In a Nature paper published online in advance this week, investigators at the University of Tokyo show that the fission yeast kinetochore proteins Pcs1 and Mde4 "act as a condensin recruiter at kinetochores," and that "overall condensin association with chromatin is governed by the chromosomal passenger kinase Aurora B." The Tokyo team says that, overall, its study reports the "molecular basis for the spatiotemporal regulation of mitotic chromosome architecture."
A trio of investigators in Switzerland this week shows that cryptic variation — that which "is caused by the robustness of phenotypes to mutations" — promotes "rapid evolutionary adaptation" in RNA enzymes. The researchers show that "populations of RNA enzymes with accumulated cryptic variation adapt more rapidly to a new substrate than a population without cryptic variation," and, further, that cryptic variation allows a population of RNA enzymes "to explore new genotypes that become adaptive only in a new environment," they add.
Over in Nature Genetics, a team led by investigators at The Jackson Laboratory in Bar Harbor, Maine, presents a high-resolution, genome-wide map of "the phylogenetic origin of the genome of most extant laboratory mouse inbred strains." The team shows that the genomes of classic laboratory mouse strains are "overwhelmingly Mus musculus domesticus in origin," while wild-derived laboratory mouse strains show a "broad sampling of diversity within M. musculus," the authors write. The researchers add that the haplotype diversity and identity by descent maps they've generated can be visualized using the Mouse Phylogeny Viewer genome browser out of the University of North Carolina at Chapel Hill.

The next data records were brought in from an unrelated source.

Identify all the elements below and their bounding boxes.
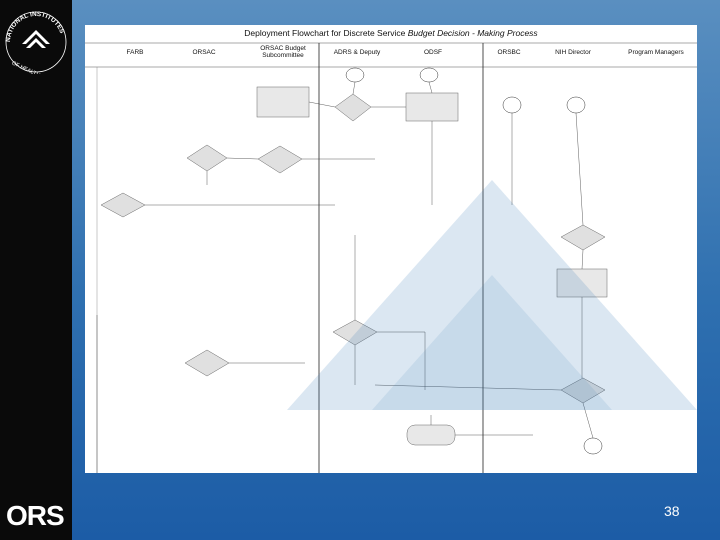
flowchart-title-italic: Budget Decision - Making Process bbox=[407, 28, 538, 38]
flowchart-title-main: Deployment Flowchart for Discrete Servic… bbox=[244, 28, 406, 38]
lane-header-farb: FARB bbox=[126, 49, 144, 56]
lane-header-adrs-deputy: ADRS & Deputy bbox=[333, 49, 381, 56]
svg-text:OF HEALTH: OF HEALTH bbox=[11, 60, 41, 74]
lane-header-orsbc: ORSBC bbox=[497, 49, 521, 56]
flowchart-sheet: Deployment Flowchart for Discrete Servic… bbox=[85, 25, 697, 473]
page-number: 38 bbox=[664, 503, 680, 519]
left-sidebar: NATIONAL INSTITUTES OF HEALTH ORS bbox=[0, 0, 72, 540]
lane-header-odsf: ODSF bbox=[423, 49, 443, 56]
svg-text:NATIONAL INSTITUTES: NATIONAL INSTITUTES bbox=[5, 11, 66, 42]
flowchart-graphics bbox=[85, 25, 697, 473]
lane-header-orsac-budget-subcommittee: ORSAC Budget Subcommittee bbox=[260, 45, 306, 59]
lane-header-program-managers: Program Managers bbox=[628, 49, 684, 56]
flowchart-title: Deployment Flowchart for Discrete Servic… bbox=[85, 28, 697, 38]
ors-logo: ORS bbox=[6, 500, 65, 531]
lane-header-orsac: ORSAC bbox=[192, 49, 216, 56]
lane-header-nih-director: NIH Director bbox=[555, 49, 591, 56]
nih-logo-icon: NATIONAL INSTITUTES OF HEALTH bbox=[5, 11, 67, 74]
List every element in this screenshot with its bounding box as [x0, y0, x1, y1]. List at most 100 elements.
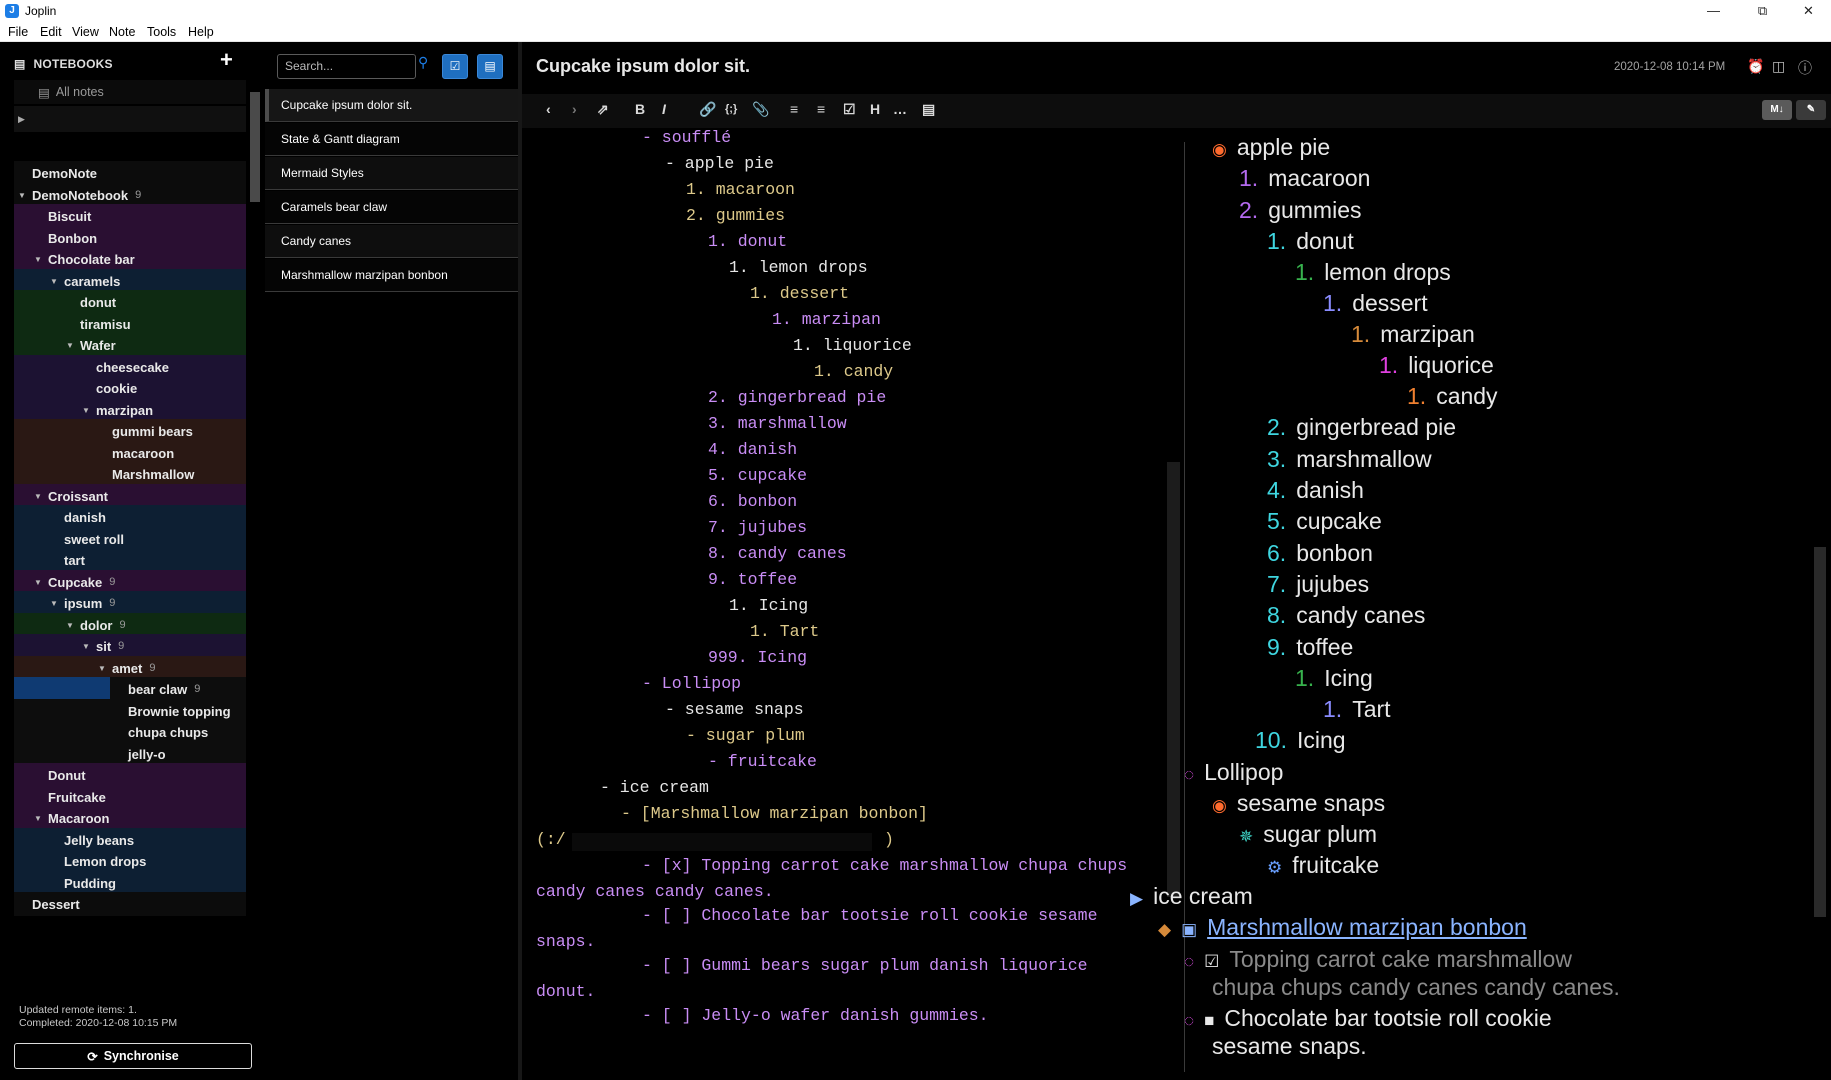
sidebar-scrollbar[interactable] [250, 92, 260, 202]
search-input[interactable]: Search... [277, 54, 416, 79]
list-item-text: candy canes [1296, 602, 1426, 628]
sidebar-notebook[interactable]: Biscuit [14, 204, 246, 228]
sidebar-notebook[interactable]: ▼ sit 9 [14, 634, 246, 658]
chevron-down-icon[interactable]: ▼ [34, 814, 48, 823]
sidebar-notebook[interactable]: Donut [14, 763, 246, 787]
link-icon[interactable]: 🔗 [699, 101, 716, 118]
chevron-down-icon[interactable]: ▼ [18, 191, 32, 200]
viewer-list-item: 2. gummies [1239, 197, 1362, 224]
note-list-item[interactable]: Marshmallow marzipan bonbon [265, 259, 518, 292]
back-icon[interactable]: ‹ [546, 101, 551, 117]
tri-bullet-icon[interactable]: ▶ [1130, 885, 1143, 912]
menu-file[interactable]: File [8, 25, 28, 39]
menu-view[interactable]: View [72, 25, 99, 39]
checked-checkbox-icon[interactable]: ☑ [1204, 948, 1219, 975]
menu-edit[interactable]: Edit [40, 25, 62, 39]
bold-icon[interactable]: B [635, 101, 645, 117]
sidebar-notebook[interactable]: Lemon drops [14, 849, 246, 873]
heading-icon[interactable]: H [870, 101, 880, 117]
viewer-list-item: 1. marzipan [1351, 321, 1475, 348]
sidebar-notebook[interactable]: gummi bears [14, 419, 246, 443]
sidebar-notebook[interactable]: danish [14, 505, 246, 529]
menu-note[interactable]: Note [109, 25, 135, 39]
new-note-icon[interactable]: ▤ [477, 54, 503, 79]
editor-scrollbar[interactable] [1167, 462, 1180, 897]
alarm-icon[interactable]: ⏰ [1747, 58, 1764, 75]
italic-icon[interactable]: I [662, 101, 666, 117]
sidebar-notebook[interactable]: ▼ ipsum 9 [14, 591, 246, 615]
sidebar-notebook[interactable]: tart [14, 548, 246, 572]
layout-icon[interactable]: ◫ [1772, 58, 1785, 75]
notebook-label: Marshmallow [112, 466, 195, 482]
note-title[interactable]: Cupcake ipsum dolor sit. [536, 56, 750, 77]
chevron-down-icon[interactable]: ▼ [66, 341, 80, 350]
sidebar-notebook[interactable]: bear claw 9 [14, 677, 246, 701]
chevron-down-icon[interactable]: ▼ [34, 578, 48, 587]
menu-tools[interactable]: Tools [147, 25, 176, 39]
toggle-todo-icon[interactable]: ☑ [442, 54, 468, 79]
sidebar-notebook[interactable]: ▼ Macaroon [14, 806, 246, 830]
close-icon[interactable]: ✕ [1786, 0, 1831, 23]
sidebar-notebook[interactable]: ▼ Wafer [14, 333, 246, 357]
chevron-down-icon[interactable]: ▼ [66, 621, 80, 630]
sidebar-notebook[interactable]: donut [14, 290, 246, 314]
editor-line: 999. Icing [708, 648, 808, 667]
horizontal-rule-icon[interactable]: … [893, 101, 907, 117]
chevron-down-icon[interactable]: ▼ [34, 492, 48, 501]
checklist-icon[interactable]: ☑ [843, 101, 856, 118]
note-list-item[interactable]: Candy canes [265, 225, 518, 258]
note-date: 2020-12-08 10:14 PM [1614, 61, 1726, 73]
notebook-label: Cupcake [48, 574, 103, 590]
viewer-list-item: ◆ ▣ Marshmallow marzipan bonbon [1158, 914, 1527, 943]
add-notebook-icon[interactable]: + [220, 49, 233, 71]
notebook-count: 9 [194, 683, 201, 695]
markdown-editor[interactable]: - soufflé - apple pie 1. macaroon 2. gummie… [522, 128, 1182, 1080]
note-list-item[interactable]: Caramels bear claw [265, 191, 518, 224]
editor-line: 3. marshmallow [708, 414, 847, 433]
editor-line: - [ ] Gummi bears sugar plum danish liqu… [642, 956, 1088, 975]
search-icon[interactable]: ⚲ [418, 54, 428, 71]
synchronise-button[interactable]: ⟳ Synchronise [14, 1043, 252, 1069]
code-icon[interactable]: {;} [725, 103, 737, 115]
list-item-text: marzipan [1380, 321, 1475, 347]
note-list-item[interactable]: Mermaid Styles [265, 157, 518, 190]
sidebar-item-all-notes[interactable]: ▤ All notes [14, 80, 246, 104]
markdown-toggle-icon[interactable]: M↓ [1762, 100, 1792, 120]
chevron-down-icon[interactable]: ▼ [98, 664, 112, 673]
external-edit-icon[interactable]: ⇗ [597, 101, 609, 118]
rich-text-toggle-icon[interactable]: ✎ [1796, 100, 1826, 120]
checkbox[interactable]: ■ [1204, 1007, 1214, 1034]
numbered-list-icon[interactable]: ≡ [790, 101, 798, 117]
viewer-list-item: 1. lemon drops [1295, 259, 1451, 286]
sidebar-notebook[interactable]: Dessert [14, 892, 246, 916]
menu-help[interactable]: Help [188, 25, 214, 39]
spark-bullet-icon: ✵ [1239, 827, 1254, 846]
note-list-item[interactable]: State & Gantt diagram [265, 123, 518, 156]
viewer-scrollbar[interactable] [1814, 547, 1826, 917]
list-item-text[interactable]: Marshmallow marzipan bonbon [1207, 914, 1527, 940]
chevron-down-icon[interactable]: ▼ [50, 599, 64, 608]
list-number: 1. [1295, 259, 1315, 285]
sidebar-notebook[interactable]: cookie [14, 376, 246, 400]
ring-bullet-icon: ◌ [1184, 1011, 1195, 1030]
chevron-down-icon[interactable]: ▼ [82, 406, 96, 415]
sidebar-notebook[interactable]: ▼ Chocolate bar [14, 247, 246, 271]
restore-icon[interactable]: ⧉ [1740, 0, 1785, 23]
insert-time-icon[interactable]: ▤ [922, 101, 935, 118]
bullet-list-icon[interactable]: ≡ [817, 101, 825, 117]
attach-icon[interactable]: 📎 [752, 101, 769, 118]
chevron-down-icon[interactable]: ▼ [50, 277, 64, 286]
list-item-text: Topping carrot cake marshmallow [1229, 946, 1572, 972]
note-list-item[interactable]: Cupcake ipsum dolor sit. [265, 89, 518, 122]
sidebar-notebook[interactable]: DemoNote [14, 161, 246, 185]
chevron-down-icon[interactable]: ▼ [82, 642, 96, 651]
viewer-list-item: 1. liquorice [1379, 352, 1494, 379]
chevron-down-icon[interactable]: ▼ [34, 255, 48, 264]
info-icon[interactable]: ⓘ [1798, 58, 1812, 78]
forward-icon[interactable]: › [572, 101, 577, 117]
collapse-caret-icon[interactable]: ▶ [14, 106, 246, 132]
sidebar-notebook[interactable]: Marshmallow [14, 462, 246, 486]
sidebar-notebook[interactable]: chupa chups [14, 720, 246, 744]
list-item-text: sesame snaps. [1212, 1033, 1367, 1059]
minimize-icon[interactable]: — [1691, 0, 1736, 23]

An international research team reports "an integrated approach to characterize genetic interaction networks in yeast metabolism" online in advance in Nature Genetics this week. First, the team quantitatively measured genetic interactions between [approximately] 185,000 metabolic gene pairs in Saccharomyces cerevisiae, before superimposing the data "on a detailed systems biology model of metabolism" and introducing machine-learning methods to interpret the data with model predictions. As a result, the team deduced a "mechanistic explanation for the link between the degree of genetic interaction, pleiotropy, and gene dispensability," which it also reports in its paper.